In today’s swine industry, nutrition is a powerful way to provide a solid foundation for growing pigs that may face health challenges.
The herd nutritionist formulates diets that ensure that the nutrient requirements of individual animals are met, keeping in mind the growing evidence that the source of those nutrients can directly affect health and productivity. This is especially true when those animals face health challenges, such as infectious diseases.
In 2010, Boyd and others conducted a commercial study comparing graded dietary lysine originating from soybean meal or from crystalline lysine and monitored growth performance and body protein accretion in growing pigs. Unexpectedly, the pigs became naturally infected with porcine reproductive and respiratory syndrome virus (PRRSV). The researchers observed that pigs receiving soybean meal maintained better growth performance than those receiving crystalline lysine at each treatment level.
A 2015 repeat of the accidental experiment yielded similar results: Infected pigs receiving a larger proportion of soybean meal in the diet showed better growth performance and reduced systemic virus circulation (Rochell et al., 2015).
Why? One possibility is isoflavones. Soy isoflavones are naturally occurring compounds with a wide variety of biological activities, including estrogenic, anti-inflammatory and anti-oxidative properties that could be beneficial in disease-challenged pigs.
Previous work has shown that isoflavones reduce viral replication and infectivity, decrease expression of pro-oxidative cellular signaling pathways and influence the production of both pro- and anti-inflammatory cytokines utilized by the immune system (Smith and Dilger, 2018).
While most of these biological actions were demonstrated in the laboratory, not the field, some experiments performed by Dr. Ryan Dilger’s laboratory at the University of Illinois at Urbana- Champaign demonstrated that dietary soy isoflavones may provide health benefits in growing pigs facing a respiratory disease challenge.
First, Dilger recreated Boyd’s experiment using a controlled PRRSV infection model. Weaned pigs were fed diets differing in soybean meal concentration (17.5% versus 29.0%), which also varied their isoflavone content, and were inoculated with live PRRSV and observed for 14 days. During the post-inoculation period, pigs receiving higher levels of soybean meal exhibited improved average daily gain and decreased serum viral concentrations, indicating a less severe infection, but the reason for the benefit was not identified (Rochell et al., 2015).

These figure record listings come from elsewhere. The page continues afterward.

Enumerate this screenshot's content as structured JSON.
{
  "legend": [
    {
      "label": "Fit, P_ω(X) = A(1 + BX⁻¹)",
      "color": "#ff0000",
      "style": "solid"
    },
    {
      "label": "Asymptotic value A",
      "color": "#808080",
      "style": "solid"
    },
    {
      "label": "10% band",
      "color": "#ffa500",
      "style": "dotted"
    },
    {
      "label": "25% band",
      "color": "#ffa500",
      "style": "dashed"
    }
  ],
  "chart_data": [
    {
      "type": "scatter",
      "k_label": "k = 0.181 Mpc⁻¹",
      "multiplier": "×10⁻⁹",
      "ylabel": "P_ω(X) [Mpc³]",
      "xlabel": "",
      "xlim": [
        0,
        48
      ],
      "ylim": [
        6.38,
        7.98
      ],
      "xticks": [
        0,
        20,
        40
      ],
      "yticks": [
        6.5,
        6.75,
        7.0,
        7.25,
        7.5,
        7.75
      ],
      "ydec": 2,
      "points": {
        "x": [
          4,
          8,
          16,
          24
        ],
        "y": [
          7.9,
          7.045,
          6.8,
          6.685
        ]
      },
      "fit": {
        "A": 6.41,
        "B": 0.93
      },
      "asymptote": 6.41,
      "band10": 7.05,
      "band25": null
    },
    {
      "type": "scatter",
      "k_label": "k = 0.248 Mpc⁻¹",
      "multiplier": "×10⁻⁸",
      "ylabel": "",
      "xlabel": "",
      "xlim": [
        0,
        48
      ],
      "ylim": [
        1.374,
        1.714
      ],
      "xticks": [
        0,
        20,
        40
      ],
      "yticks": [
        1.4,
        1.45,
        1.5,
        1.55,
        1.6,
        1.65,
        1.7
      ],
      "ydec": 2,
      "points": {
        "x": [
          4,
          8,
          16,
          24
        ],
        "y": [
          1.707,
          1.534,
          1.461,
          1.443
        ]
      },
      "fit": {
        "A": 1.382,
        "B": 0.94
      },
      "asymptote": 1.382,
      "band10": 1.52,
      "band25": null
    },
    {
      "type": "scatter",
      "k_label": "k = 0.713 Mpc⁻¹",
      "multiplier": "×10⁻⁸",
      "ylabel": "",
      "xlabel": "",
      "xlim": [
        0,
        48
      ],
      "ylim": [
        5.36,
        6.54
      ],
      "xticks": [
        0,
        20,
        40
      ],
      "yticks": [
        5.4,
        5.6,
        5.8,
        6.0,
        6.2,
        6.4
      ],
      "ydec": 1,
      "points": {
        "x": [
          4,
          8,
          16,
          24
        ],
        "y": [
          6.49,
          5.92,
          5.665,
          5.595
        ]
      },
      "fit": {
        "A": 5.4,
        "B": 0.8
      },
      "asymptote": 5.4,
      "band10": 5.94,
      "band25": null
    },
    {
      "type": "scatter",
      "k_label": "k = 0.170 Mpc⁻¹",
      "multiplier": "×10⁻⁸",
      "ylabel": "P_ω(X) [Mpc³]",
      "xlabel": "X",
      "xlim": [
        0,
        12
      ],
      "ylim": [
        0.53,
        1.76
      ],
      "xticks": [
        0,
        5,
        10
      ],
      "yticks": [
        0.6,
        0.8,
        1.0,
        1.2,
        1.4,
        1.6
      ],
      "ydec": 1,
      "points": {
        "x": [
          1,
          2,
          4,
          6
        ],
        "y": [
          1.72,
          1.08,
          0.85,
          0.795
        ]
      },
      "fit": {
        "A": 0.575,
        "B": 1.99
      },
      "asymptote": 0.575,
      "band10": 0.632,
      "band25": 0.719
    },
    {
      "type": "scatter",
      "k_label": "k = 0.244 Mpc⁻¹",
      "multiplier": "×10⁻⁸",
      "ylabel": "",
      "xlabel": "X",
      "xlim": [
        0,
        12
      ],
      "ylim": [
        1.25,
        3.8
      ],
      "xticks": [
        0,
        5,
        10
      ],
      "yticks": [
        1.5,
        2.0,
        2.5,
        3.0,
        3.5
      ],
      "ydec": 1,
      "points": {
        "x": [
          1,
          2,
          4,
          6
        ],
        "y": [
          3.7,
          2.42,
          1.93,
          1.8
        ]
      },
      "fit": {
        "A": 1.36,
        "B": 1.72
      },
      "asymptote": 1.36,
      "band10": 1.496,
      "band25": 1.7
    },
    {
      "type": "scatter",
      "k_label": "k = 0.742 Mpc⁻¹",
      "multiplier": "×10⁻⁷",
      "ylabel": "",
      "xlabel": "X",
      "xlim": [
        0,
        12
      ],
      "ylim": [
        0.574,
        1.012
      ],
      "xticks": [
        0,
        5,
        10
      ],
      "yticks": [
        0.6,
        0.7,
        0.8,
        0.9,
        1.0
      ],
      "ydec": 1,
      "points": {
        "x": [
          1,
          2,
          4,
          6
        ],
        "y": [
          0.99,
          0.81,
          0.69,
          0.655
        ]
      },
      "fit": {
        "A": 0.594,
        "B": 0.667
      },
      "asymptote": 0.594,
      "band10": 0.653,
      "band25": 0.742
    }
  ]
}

A series of experiments followed. First, 60 weaned pigs were fed diets either devoid of isoflavones (using soy protein concentrate) or containing supplemental isoflavones at levels typically found in commercial grow/finish swine diets. Throughout the 14-day post-PRRSV inoculation period, the pigs receiving dietary isoflavones did not demonstrate improved growth performance, as seen previously, but did exhibit a more robust immune response to PRRSV, including reduced infection-related band neutrophilia (i.e., mobilization of immature neutrophils, an indicator of a severe infection) and improved cytotoxic-to-helper T-cell ratios (Smith et al., 2019).
Next, researchers investigated how isoflavones influenced the long-term response and recovery from PRRSV in 96 growing/finishing pigs. The same model was used, but pigs were observed from weaning to market weight. In this case, the pigs receiving dietary isoflavones demonstrated inconsistent differences in growth performance but increased neutrophil cell counts, increased relative proportions of memory T-cells and decreased time to full PRRSV antigen clearance from oral fluids, again indicating a more robust immune response.
The most notable finding, however, was that PRRSV-infected pigs consuming isoflavones exhibited approximately 50% less mortality than infected pigs not receiving isoflavones: (9 of 36 versus 17 of 36 pigs, respectively (Figure below), even though both diets delivered exactly the same concentrations of amino acids (Smith et al., 2020).
Even when considering the small scale of this experiment, a 50% reduction in mortality has significant economic implications. The average carcass value for September 2018, the month these pigs were slaughtered, was $74.34/cwt., and the average live ending weight of infected pigs that did not receive isoflavones was 268 lb. With an average hot carcass weight of 210 lb., the value of each carcass was $156 (Bryan et al., 2020), and the unrealized revenue from an additional eight pigs lost was $1,248.
When the premature loss of an animal from production is so significant, the effect of isoflavones on mortality is of considerable interest.
While the beneficial effects of isoflavones are clear, the biological mechanism that causes these effects is less clear. A follow-up experiment collected fecal samples from pigs in the aforementioned long-term PRRSV infection model study. The microbiome composition of these samples was examined to look for alterations in the colonic bacterial profiles. While PRRSV infection resulted in significant changes to the host microbiota, dietary isoflavones at industry standard levels alone did not (Smith et al., 2020).
In conclusion, while it is clear that dietary isoflavones from soy improve outcomes for pigs facing health challenges, more information is needed to determine the specific biological mechanism(s) of action and how farmers can use dietary isoflavones in the diets of growing pigs to increase their health and productivity.